Triagem através do SNS Grávida serve para esconder anos de desinvestimento

11 de Abril 2025

A Associação de Médicos pelo Direito à Saúde (AMPDS) considerou hoje desadequada a triagem de grávidas através do SNS Grávida, salientando que “visa exclusivamente ocultar as consequências de anos de desinvestimento no Serviço Nacional de Saúde (SNS)”.

“Este tipo de triagem é desadequado para a situação de gravidez, que em qualquer fase do seu percurso se pode transformar em gravidez de alto risco, com necessidade de atendimento atempado antes de se tornar um perigo de vida, e acrescenta sofrimento ético aos profissionais de saúde que fizeram a triagem se as coisas correrem mal”, indica a AMPDS, em comunicado.

Questionando o processo de triagem, a associação precisa que a falta de investimento no SNS limita “hoje, gravemente, a sua capacidade de resposta em áreas fundamentais para a saúde, especialmente na saúde materna”.

“Como pode uma triagem do SNS 24 ou um algoritmo utilizado pela mesma, ou uma consulta nos cuidados primários de saúde garantir que o feto da uma grávida está vivo, se há ou não um descolamento de placenta ou uma gravidez ectópica, ou se a referência a dores de estômago corresponde ou não a uma pré-eclampsia, se não tiverem acesso rápido a análises, ecografia e a um profissional credenciado”, questiona.

Para a associação, a saúde das grávidas e dos fetos “deve ser uma prioridade absoluta e não um peão no jogo cosmético que evita aumentar e fixar o número de profissionais de saúde no SNS e melhorar as suas carreiras, mantendo as urgências obstétricas fechadas, num caminho inexorável para privatização do SNS”.

“A gravidez deve ser encarada como única nas suas características individuais, que dependem de fatores particulares como seja a idade da grávida, as comorbilidades, o passado obstétrico, tendo em conta que as mulheres têm o primeiro filho cada vez mais tarde”, sublinha.

Assim, a associação recorda que o novo modelo de funcionamento das urgências de ginecologia/obstetrícia e blocos de partos “atenta contra os mais elementares princípios científicos e éticos, com potenciais consequências na saúde e segurança da grávida e consequentemente do seu filho não nascido”.

A AMPDS observa ainda que as exceções apresentadas pelo Governo para o recurso à pré-triagem – nomeadamente um traumatismo grave ou dores muito intensas – “revelam um total desconhecimento do que é o risco de uma gravidez”.

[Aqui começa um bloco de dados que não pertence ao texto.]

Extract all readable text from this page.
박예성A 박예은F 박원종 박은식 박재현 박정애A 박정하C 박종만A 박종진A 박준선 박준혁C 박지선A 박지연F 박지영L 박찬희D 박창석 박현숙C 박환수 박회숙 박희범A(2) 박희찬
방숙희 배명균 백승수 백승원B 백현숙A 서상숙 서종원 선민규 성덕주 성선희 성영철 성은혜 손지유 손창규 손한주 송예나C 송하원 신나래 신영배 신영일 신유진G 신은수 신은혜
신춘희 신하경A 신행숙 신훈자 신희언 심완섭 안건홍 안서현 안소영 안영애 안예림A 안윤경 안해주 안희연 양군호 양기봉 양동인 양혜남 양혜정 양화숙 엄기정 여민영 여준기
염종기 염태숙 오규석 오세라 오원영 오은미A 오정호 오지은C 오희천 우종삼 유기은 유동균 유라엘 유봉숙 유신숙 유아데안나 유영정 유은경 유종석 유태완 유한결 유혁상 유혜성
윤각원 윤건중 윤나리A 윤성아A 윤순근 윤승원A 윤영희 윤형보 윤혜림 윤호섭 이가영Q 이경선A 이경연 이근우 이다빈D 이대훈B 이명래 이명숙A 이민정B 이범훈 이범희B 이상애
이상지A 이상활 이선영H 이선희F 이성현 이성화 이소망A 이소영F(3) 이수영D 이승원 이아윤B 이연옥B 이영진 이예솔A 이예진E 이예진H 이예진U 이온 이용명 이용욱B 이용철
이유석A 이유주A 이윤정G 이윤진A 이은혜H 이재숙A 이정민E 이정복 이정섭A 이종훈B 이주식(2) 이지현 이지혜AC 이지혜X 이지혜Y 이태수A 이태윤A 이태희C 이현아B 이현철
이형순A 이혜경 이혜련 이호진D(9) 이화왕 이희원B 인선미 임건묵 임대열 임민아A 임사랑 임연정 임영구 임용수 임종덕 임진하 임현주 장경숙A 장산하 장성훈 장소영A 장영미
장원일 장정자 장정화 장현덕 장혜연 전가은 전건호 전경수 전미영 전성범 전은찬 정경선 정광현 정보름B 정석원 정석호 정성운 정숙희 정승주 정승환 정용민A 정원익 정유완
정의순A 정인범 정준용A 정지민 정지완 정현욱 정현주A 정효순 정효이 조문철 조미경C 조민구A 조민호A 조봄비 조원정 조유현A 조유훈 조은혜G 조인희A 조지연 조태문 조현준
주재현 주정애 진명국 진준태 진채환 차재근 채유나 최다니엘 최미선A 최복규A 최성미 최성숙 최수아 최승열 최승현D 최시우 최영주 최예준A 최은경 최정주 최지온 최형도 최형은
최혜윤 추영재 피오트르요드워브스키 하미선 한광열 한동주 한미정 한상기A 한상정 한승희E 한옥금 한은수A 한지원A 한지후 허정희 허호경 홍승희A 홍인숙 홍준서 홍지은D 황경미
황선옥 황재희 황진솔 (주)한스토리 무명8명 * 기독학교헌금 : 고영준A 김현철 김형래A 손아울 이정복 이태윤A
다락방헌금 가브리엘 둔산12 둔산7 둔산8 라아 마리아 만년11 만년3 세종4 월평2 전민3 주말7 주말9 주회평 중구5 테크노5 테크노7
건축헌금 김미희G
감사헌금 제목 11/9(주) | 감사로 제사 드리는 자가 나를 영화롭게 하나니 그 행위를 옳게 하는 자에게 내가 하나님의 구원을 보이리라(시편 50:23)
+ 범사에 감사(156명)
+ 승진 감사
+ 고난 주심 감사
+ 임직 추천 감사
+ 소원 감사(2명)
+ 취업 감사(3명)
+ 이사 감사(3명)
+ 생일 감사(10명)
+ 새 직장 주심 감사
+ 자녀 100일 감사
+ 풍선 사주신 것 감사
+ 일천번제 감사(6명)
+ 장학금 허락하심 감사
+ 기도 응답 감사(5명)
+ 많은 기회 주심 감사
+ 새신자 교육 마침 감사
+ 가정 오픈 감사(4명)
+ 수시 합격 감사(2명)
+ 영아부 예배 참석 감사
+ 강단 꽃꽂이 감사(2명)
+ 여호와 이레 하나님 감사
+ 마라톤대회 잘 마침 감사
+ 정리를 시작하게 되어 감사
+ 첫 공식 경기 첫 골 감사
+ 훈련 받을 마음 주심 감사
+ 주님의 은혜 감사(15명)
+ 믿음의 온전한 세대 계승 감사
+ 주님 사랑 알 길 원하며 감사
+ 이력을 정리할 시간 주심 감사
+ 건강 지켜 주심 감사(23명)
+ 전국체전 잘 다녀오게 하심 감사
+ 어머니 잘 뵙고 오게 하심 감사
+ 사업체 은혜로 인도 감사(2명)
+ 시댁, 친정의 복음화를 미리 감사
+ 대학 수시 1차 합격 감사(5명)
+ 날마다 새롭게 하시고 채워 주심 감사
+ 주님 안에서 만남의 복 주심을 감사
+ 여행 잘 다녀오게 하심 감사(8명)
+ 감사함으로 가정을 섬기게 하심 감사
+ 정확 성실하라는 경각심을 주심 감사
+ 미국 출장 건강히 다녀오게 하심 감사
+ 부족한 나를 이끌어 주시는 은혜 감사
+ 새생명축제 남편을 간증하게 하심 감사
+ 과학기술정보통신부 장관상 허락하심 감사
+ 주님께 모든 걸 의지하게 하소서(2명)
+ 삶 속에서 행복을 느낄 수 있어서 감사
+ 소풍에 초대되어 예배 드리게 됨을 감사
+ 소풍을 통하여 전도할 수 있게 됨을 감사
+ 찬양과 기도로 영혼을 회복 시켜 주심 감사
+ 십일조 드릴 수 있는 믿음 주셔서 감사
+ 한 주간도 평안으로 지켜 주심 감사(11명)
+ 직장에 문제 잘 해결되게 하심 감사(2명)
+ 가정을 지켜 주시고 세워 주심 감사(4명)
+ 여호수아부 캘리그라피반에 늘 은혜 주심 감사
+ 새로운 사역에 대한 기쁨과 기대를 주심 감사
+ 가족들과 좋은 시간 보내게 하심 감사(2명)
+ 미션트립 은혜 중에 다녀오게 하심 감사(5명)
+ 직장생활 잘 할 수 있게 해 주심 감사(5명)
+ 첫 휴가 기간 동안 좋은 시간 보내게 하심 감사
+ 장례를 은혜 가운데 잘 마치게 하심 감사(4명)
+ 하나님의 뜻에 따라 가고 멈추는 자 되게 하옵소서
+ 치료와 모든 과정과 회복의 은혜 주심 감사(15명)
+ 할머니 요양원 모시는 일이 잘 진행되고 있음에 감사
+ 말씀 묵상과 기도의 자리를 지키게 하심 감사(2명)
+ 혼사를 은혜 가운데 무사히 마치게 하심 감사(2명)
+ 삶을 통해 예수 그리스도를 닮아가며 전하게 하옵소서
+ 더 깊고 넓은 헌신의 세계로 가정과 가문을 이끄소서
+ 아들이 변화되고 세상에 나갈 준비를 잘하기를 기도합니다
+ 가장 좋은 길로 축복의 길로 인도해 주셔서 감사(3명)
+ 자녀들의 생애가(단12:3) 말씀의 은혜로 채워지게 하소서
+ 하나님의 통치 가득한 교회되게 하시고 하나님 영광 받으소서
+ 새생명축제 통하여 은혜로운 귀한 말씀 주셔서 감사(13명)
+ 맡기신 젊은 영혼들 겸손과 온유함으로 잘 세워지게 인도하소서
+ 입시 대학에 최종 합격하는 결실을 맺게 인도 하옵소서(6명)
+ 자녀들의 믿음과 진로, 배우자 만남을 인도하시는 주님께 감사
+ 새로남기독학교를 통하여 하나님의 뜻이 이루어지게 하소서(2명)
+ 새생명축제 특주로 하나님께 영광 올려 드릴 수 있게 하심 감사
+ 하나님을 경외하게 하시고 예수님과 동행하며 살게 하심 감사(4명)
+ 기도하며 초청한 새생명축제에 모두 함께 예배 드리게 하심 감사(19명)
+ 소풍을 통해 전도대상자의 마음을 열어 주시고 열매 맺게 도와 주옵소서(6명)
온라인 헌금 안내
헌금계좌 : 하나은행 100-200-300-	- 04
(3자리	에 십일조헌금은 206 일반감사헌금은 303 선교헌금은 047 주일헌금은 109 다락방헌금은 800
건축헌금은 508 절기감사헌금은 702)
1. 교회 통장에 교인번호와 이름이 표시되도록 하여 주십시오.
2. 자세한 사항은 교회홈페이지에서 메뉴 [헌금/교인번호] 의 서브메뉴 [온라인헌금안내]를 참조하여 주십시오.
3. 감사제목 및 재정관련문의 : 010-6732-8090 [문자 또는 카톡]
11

“Uma perda de consciência pode significar um AVC (Síndrome de HELLP), convulsões provavelmente será uma eclampsia, são situações muito graves e de uma alta mortalidade, e que poderiam ter sido evitadas se atempadamente tivessem sido diagnosticadas, salvando a vida da mulher e do bebé, caso não se tivesse perdido tempo em triagens telefónicas e idas a consultas”, acrescenta.

Até fevereiro, mais de 94 mil mulheres foram triadas no SNS Grávida, uma derivação da Linha SNS 24 (808 24 24 24) que entrou em funcionamento em 01 junho de 2024, sendo que cerca de 9.300 ficaram em autocuidados e mais de 16 mil foram encaminhadas para os cuidados de saúde primários.

O SNS Grávida – acessível através do mesmo número do SNS 24 (808 24 24 24) – é uma medida do Plano de Emergência e de Transformação da Saúde, que facilita a resposta à procura de urgências de ginecologia/obstetrícia, enquanto área em que se sentem maiores dificuldades no SNS.

Numa primeira fase, o projeto-piloto do SNS Grávida abrangeu os hospitais de Santa Maria, São Francisco Xavier, Amadora-Sintra, Loures e Cascais, bem como as unidades de Vila Franca de Xira, Santarém, Abrantes, Caldas da Rainha e Leiria.

A ministra da Saúde, Ana Paula Martins, disse na segunda-feira que a Comissão Nacional de Saúde da Mulher, Criança e Adolescente vai anunciar “em breve” o resultado do projeto-piloto, bem como o alargamento do programa a todo o país.